Contrairement à ce qui a été relayé par quelques supports de presse, le stock méditerranéen marocain de sardine est exploité de manière soutenable, et n’est en aucun cas menacé.

 

Il y a quelques jours, le CIEM a publié un avis d’information précisant que, selon son découpage des zones de pêche, le stock de la sardine des divisions 8.c et 9.a est en dessous de la limite de la biomasse. Des données techniques dont la lecture erronée a laissé croire que le stock marocain était concerné. Or, ces divisions regroupent exclusivement la sardine de la côte ibérique, au Portugal et du Golf de Gascogne.

 

D’ailleurs, les conclusions des scientifiques convergent pour affirmer que la pêcherie pélagique au Maroc est gérée de manière durable grâce aux plans d’aménagement et différentes mesures prises dans le cadre de l’axe durabilité du plan Halieutis.
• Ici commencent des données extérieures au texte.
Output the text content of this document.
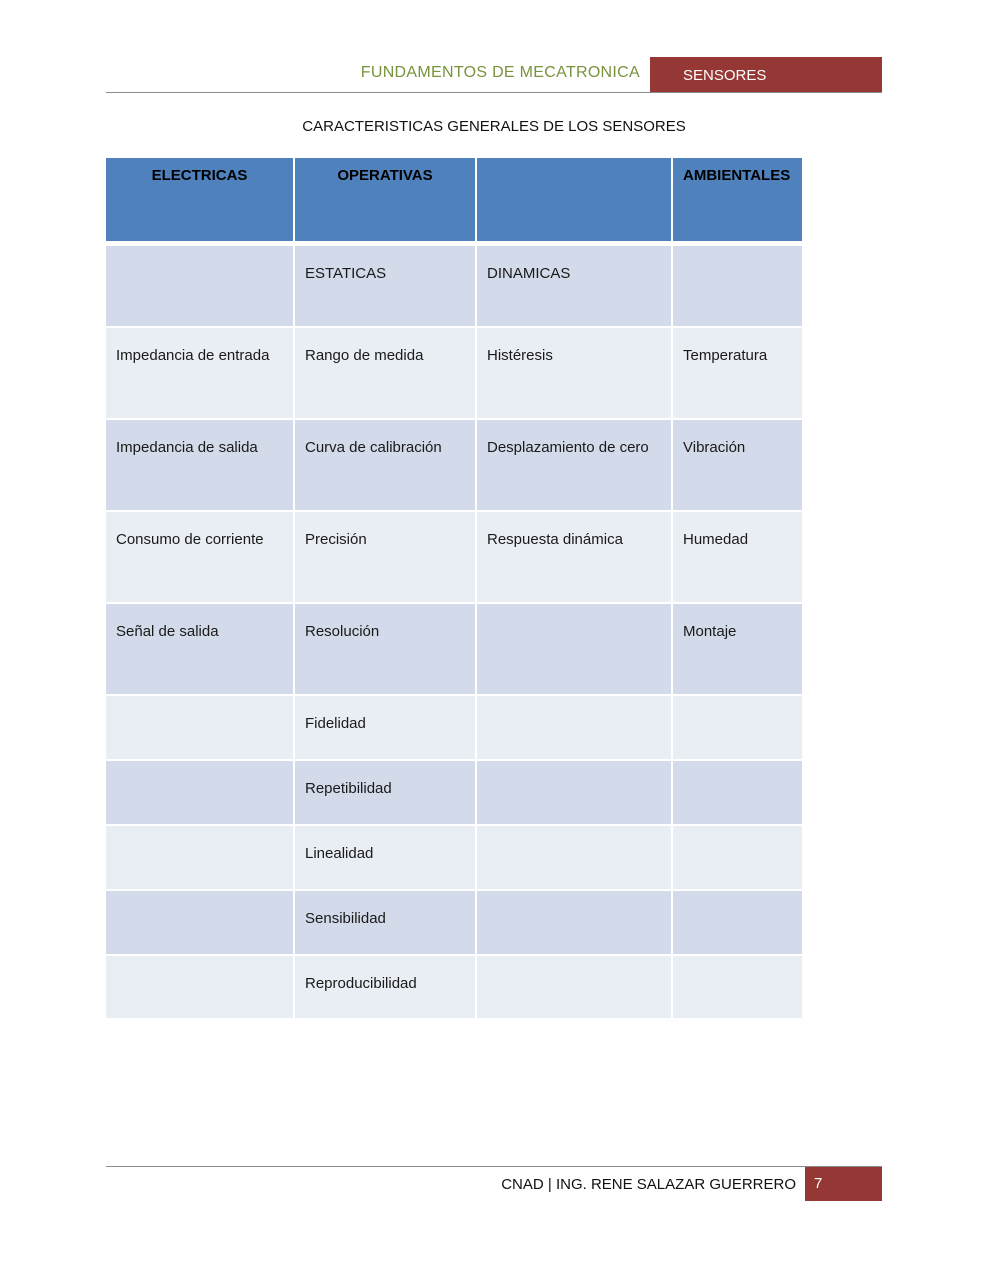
FUNDAMENTOS DE MECATRONICA	SENSORES
CARACTERISTICAS GENERALES DE LOS SENSORES
ELECTRICAS	OPERATIVAS		AMBIENTALES
	ESTATICAS	DINAMICAS	
Impedancia de entrada	Rango de medida	Histéresis	Temperatura
Impedancia de salida	Curva de calibración	Desplazamiento de cero	Vibración
Consumo de corriente	Precisión	Respuesta dinámica	Humedad
Señal de salida	Resolución		Montaje
	Fidelidad		
	Repetibilidad		
	Linealidad		
	Sensibilidad		
	Reproducibilidad		
CNAD | ING. RENE SALAZAR GUERRERO	7
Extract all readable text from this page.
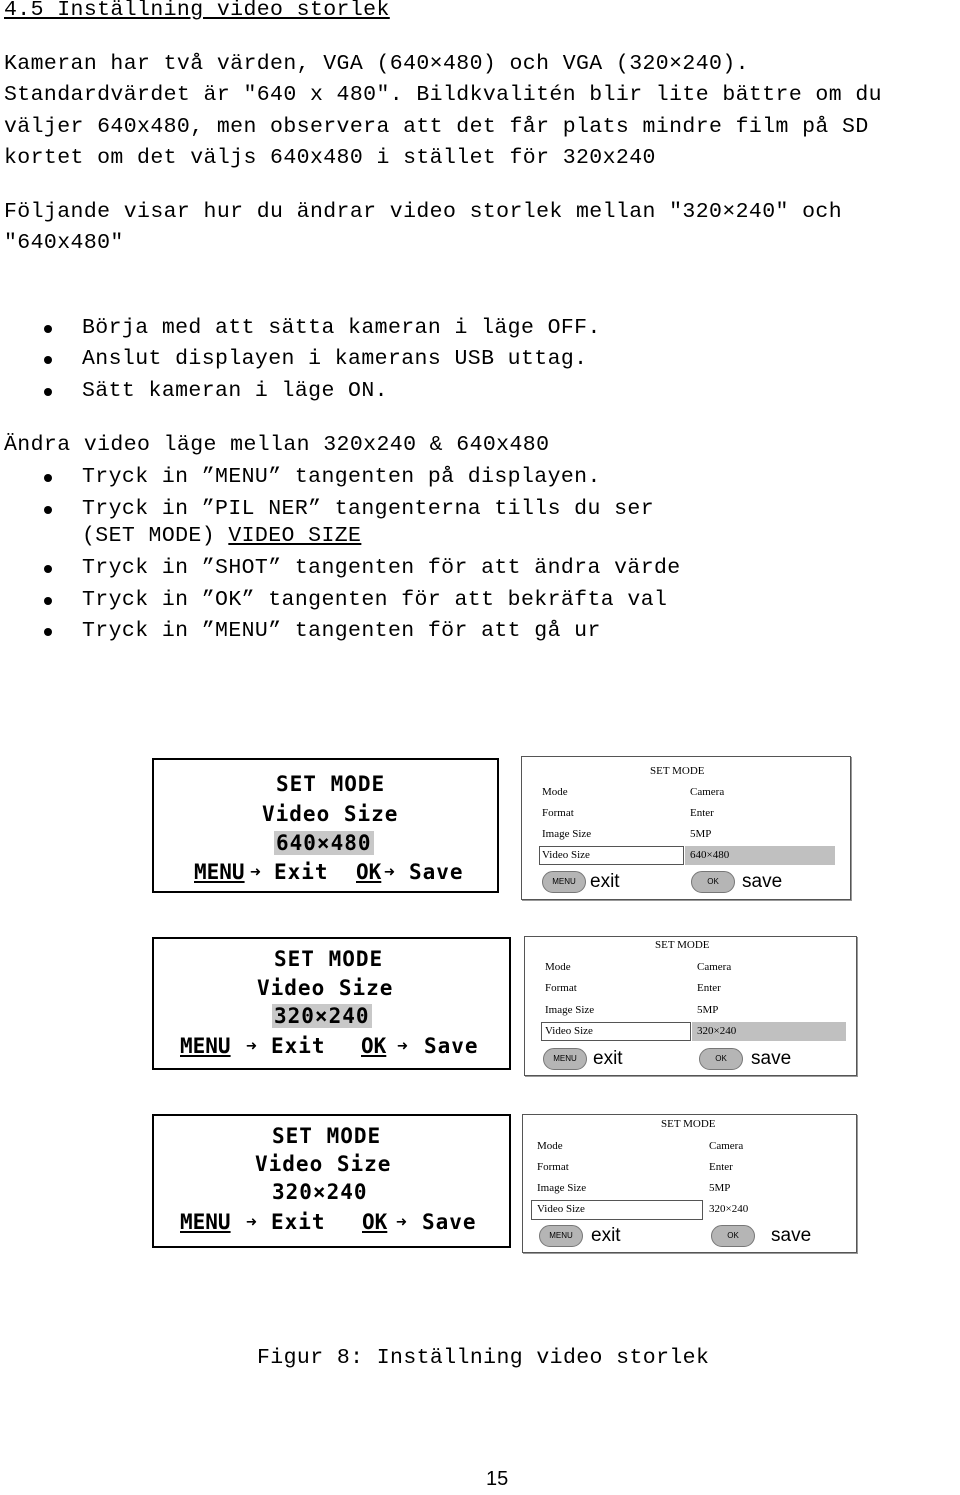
4.5 Inställning video storlek
Kameran har två värden, VGA (640×480) och VGA (320×240).
Standardvärdet är "640 x 480". Bildkvalitén blir lite bättre om du
väljer 640x480, men observera att det får plats mindre film på SD
kortet om det väljs 640x480 i stället för 320x240
Följande visar hur du ändrar video storlek mellan "320×240" och
"640x480"
Börja med att sätta kameran i läge OFF.
Anslut displayen i kamerans USB uttag.
Sätt kameran i läge ON.
Ändra video läge mellan 320x240 & 640x480
Tryck in ”MENU” tangenten på displayen.
Tryck in ”PIL NER” tangenterna tills du ser
(SET MODE) VIDEO SIZE
Tryck in ”SHOT” tangenten för att ändra värde
Tryck in ”OK” tangenten för att bekräfta val
Tryck in ”MENU” tangenten för att gå ur
SET MODE
Video Size
640×480
MENU ➜ Exit OK ➜ Save
SET MODE
Mode	Camera
Format	Enter
Image Size	5MP
Video Size	640×480
MENU exit	OK	save
SET MODE
Video Size
320×240
MENU ➜ Exit OK ➜ Save
SET MODE
Mode	Camera
Format	Enter
Image Size	5MP
Video Size	320×240
MENU exit	OK	save
SET MODE
Video Size
320×240
MENU ➜ Exit OK ➜ Save
SET MODE
Mode	Camera
Format	Enter
Image Size	5MP
Video Size	320×240
MENU exit	OK	save
Figur 8: Inställning video storlek
15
En outre, des évaluations menées il y a 15 jours par l’institut National de Recherche Halieutique (INRH) et les scientifiques de l’Institut Océanographique Espagnol (IEO), ont confirmé  » un niveau d’exploitation soutenable  » pour la sardine marocaine en Méditerranée.

 

Autrement dit, les pêcheurs marocains pêchent les quantités de sardines en adéquation avec les limites du potentiel du stock.